“Yes. I don’t want to stop here any longer.”
Her eyelids fluttered; she gazed at him in blank silence; she felt that he had spoken the truth, had made up his mind to leave Panama. In a little while he would return to the station, in a few hours he would be on his way . . . home.
The patter of the rain on the roofs and ground played a heavy accompaniment to the beating of her heart. Through the thick atmosphere came steadily the booming sound of dynamite explosions in the Cut. Boom, boom, boom: the heavy noise assaulted the ear, but she herself was conscious only of a deadly stillness within her. Suddenly Jones put out his hand. “Good-bye,” he said.
For answer, she stepped backwards. “Come in and sit down a little, if you tired,” she said.

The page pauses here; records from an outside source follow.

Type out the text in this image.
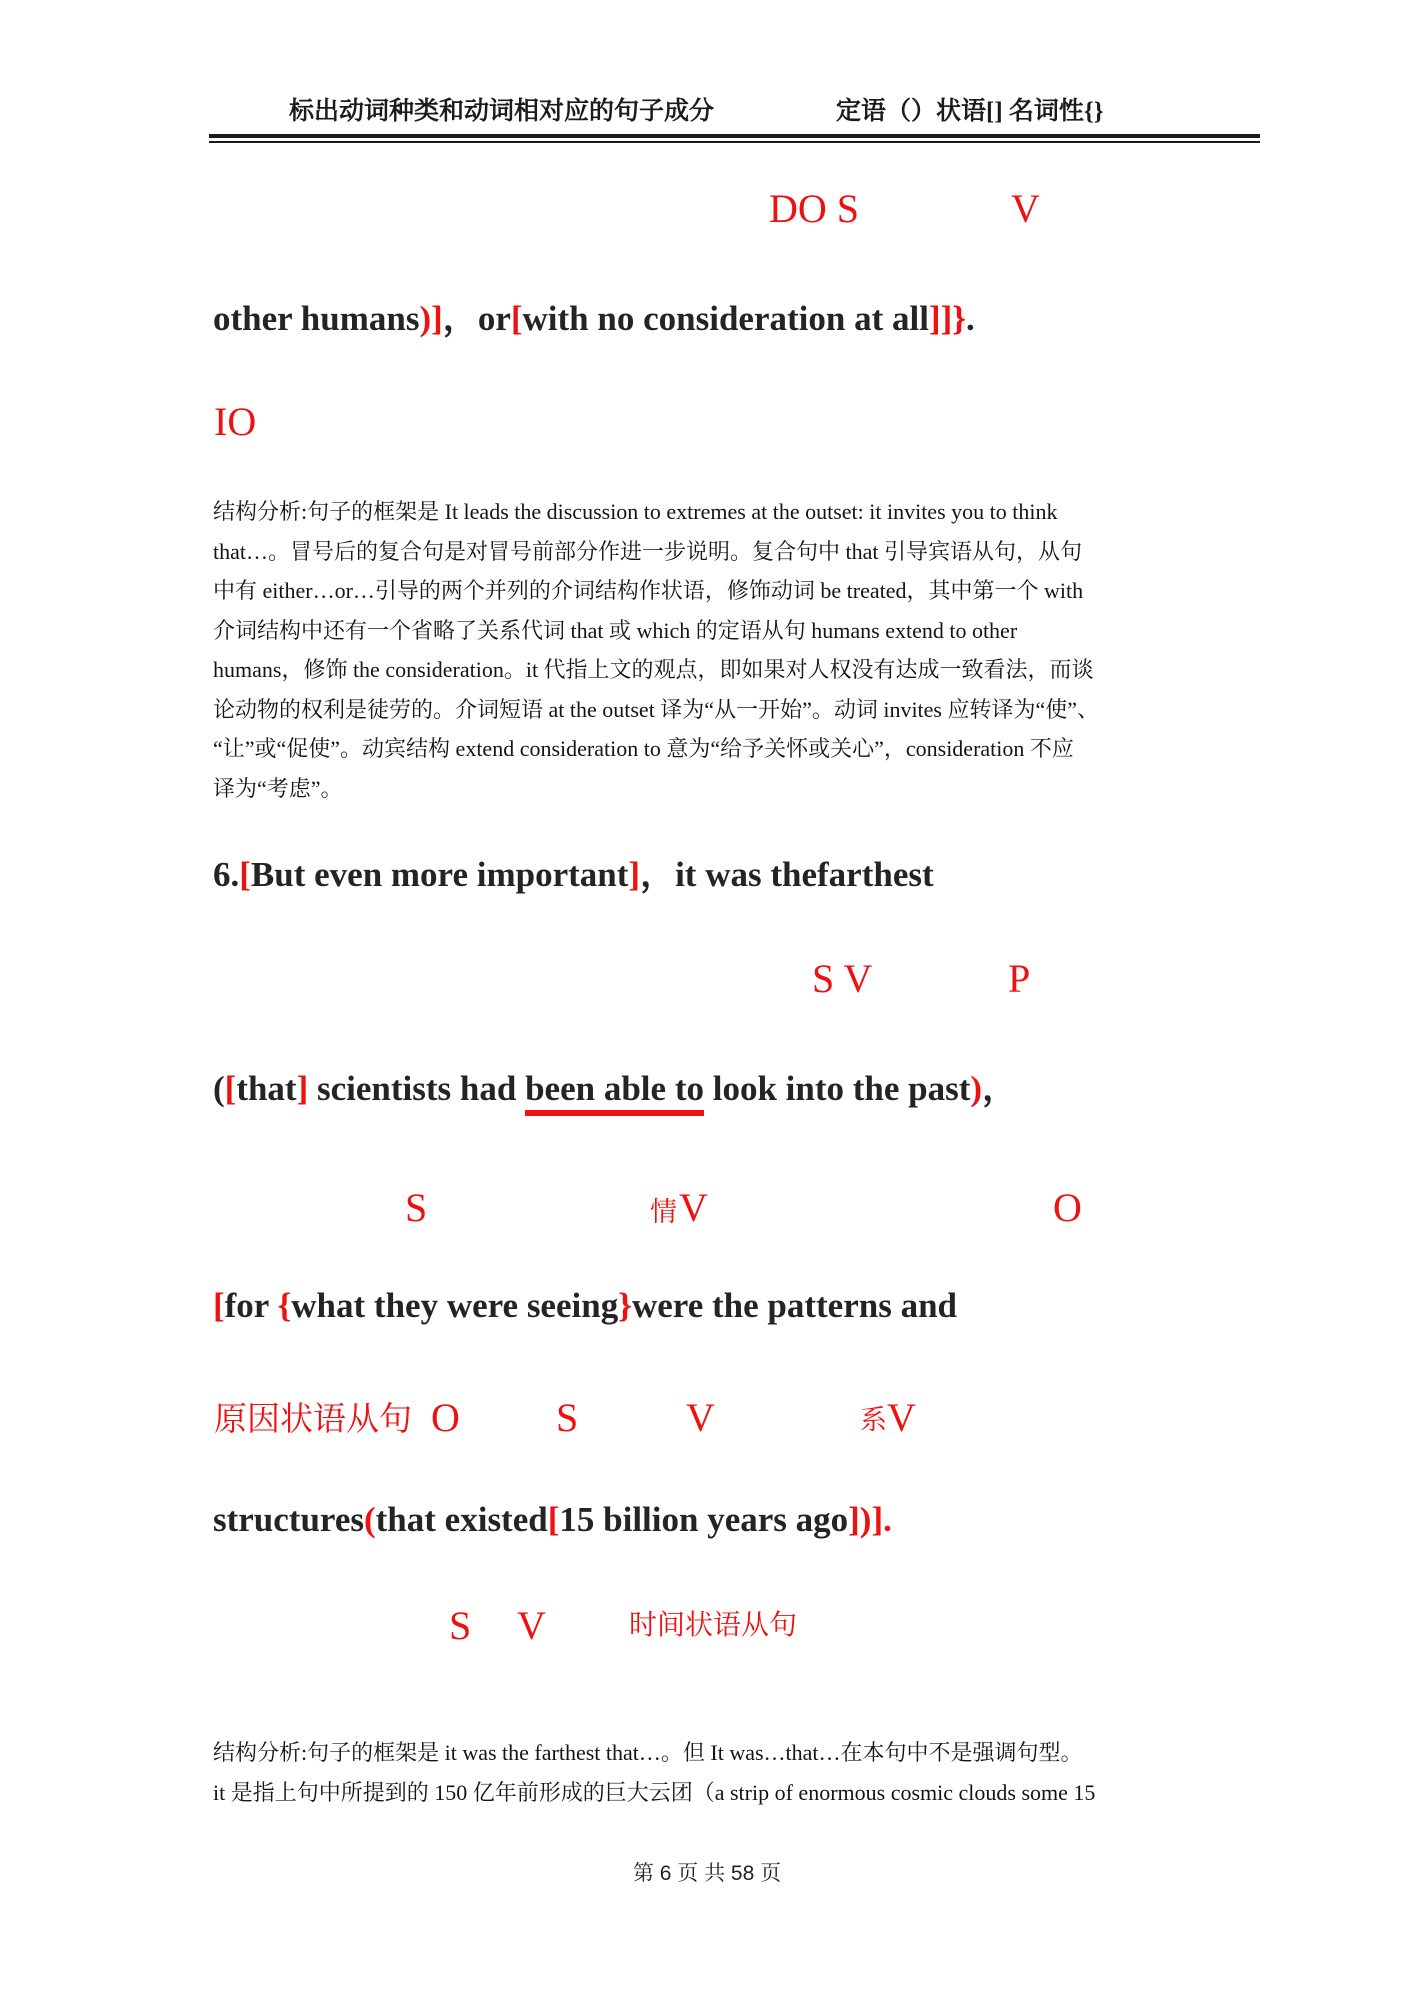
标出动词种类和动词相对应的句子成分	定语（）状语[] 名词性{}
DO S	V
other humans)]，or[with no consideration at all]]}.
IO
结构分析:句子的框架是 It leads the discussion to extremes at the outset: it invites you to think
that…。冒号后的复合句是对冒号前部分作进一步说明。复合句中 that 引导宾语从句，从句
中有 either…or…引导的两个并列的介词结构作状语，修饰动词 be treated，其中第一个 with
介词结构中还有一个省略了关系代词 that 或 which 的定语从句 humans extend to other
humans，修饰 the consideration。it 代指上文的观点，即如果对人权没有达成一致看法，而谈
论动物的权利是徒劳的。介词短语 at the outset 译为“从一开始”。动词 invites 应转译为“使”、
“让”或“促使”。动宾结构 extend consideration to 意为“给予关怀或关心”，consideration 不应
译为“考虑”。
6.[But even more important]，it was thefarthest
S V	P
([that] scientists had been able to look into the past)，
S	情 V	O
[for {what they were seeing}were the patterns and
原因状语从句 O S	V	系 V
structures(that existed[15 billion years ago])].
S V	时间状语从句
结构分析:句子的框架是 it was the farthest that…。但 It was…that…在本句中不是强调句型。
it 是指上句中所提到的 150 亿年前形成的巨大云团（a strip of enormous cosmic clouds some 15
第 6 页 共 58 页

He entered, glanced carelessly around him, and sat down. She left the door open, threw open all the windows also, as if there were a dead body in the house. Anyone passing could see them, no one could imagine or say that she was entertaining Jones clandestinely. “Mackenzie shouldn’t come back before half-past twelve,” she remarked; “but if he come you must tell him that you come up here to tell him an’ me good-bye.”
She sat at some distance from him, and by one of the open windows.
“What you going to do in Jamaica?” she asked.
“I don’t know, an’ I don’t care. I should never have come to this place. In fact,” he added, breaking out a little, “I am goin’ to kill meself!”
“Stop talking stupidness, Sam,” she said quietly: “you know y’u not goin’ to do nothing of the sort. I suppose at first you thought you would make a quarrel wid me up here?”
He feebly protested that such a thought had never entered his mind, but knew that he did not convince her. He was aware now that a quarrel at Culebra would have been a hopelessly foolish thing.